Wednesday, May 9, 2012

The proper use of reason

In his book entitled Reasons [for Faith]: Philosophy in the Service of Theology, author K. Scott
Oliphint discusses the proper use of reason asking "What, then, is the proper use of reason in reference to faith, that is, to the truth given in Christianity?" (22).

His tripartite answer is as follows:
  1. Reason has the task of judging the consistency and coherence of biblical truth. It is also to function as a judge of what is contradictory and also what is not. However, this "does not mean that reason is the final arbiter of what is possible and what is impossible" (22). It also assumes that reason only functions in this capacity when it is renewed and restored by the grace of God.
  2. Reason is always a servant to theology and never a master. "Its proper place with respect to theology is to provide whatever tools might be helpful for theology to carry out its own task.

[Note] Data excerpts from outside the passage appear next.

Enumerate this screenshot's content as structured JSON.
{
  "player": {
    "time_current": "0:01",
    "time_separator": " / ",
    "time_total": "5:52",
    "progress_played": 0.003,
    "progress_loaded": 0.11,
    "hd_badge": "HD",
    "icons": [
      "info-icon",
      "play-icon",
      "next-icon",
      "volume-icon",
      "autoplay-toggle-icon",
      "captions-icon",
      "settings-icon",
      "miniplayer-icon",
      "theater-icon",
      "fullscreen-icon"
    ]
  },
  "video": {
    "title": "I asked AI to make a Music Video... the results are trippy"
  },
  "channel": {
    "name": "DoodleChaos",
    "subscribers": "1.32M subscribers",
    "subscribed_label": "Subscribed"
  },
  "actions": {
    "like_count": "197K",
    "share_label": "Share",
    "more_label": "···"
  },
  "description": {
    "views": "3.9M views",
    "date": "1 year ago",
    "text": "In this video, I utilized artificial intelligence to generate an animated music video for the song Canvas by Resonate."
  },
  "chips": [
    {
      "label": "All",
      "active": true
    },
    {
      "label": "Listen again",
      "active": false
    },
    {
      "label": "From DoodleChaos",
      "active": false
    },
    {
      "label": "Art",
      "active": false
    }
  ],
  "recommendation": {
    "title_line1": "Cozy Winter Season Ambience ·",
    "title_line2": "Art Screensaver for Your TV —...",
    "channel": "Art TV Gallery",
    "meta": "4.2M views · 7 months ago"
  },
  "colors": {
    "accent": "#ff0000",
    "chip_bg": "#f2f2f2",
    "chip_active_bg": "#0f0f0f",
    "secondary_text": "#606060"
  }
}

It also means that the law of contradiction, and the use of that law, can never finally determine whether or not a particular doctrine is true. That determination is left to revelation." (23)
  3. Finally, "the law of contradiction's service to theology is not in matters of interpretation per se, but rather in the organization and articulation of our interpretations." (24) As per the Reformation principle of sola Scriptura, interpretation of Scripture is brought by way of other Scriptures.

Oliphint summarizes by reiterating that reason is to judge the consistency of doctrine, that reason is never in a magisterial role over theology, and that reason is to help articulate and organize our interpretations of Scripture. (24)

 Oliphint, K. Scott. Reasons [for Faith]: Philosophy in the Service of Theology. Phillipsburg, NJ: P&R Pub., 2006. Print.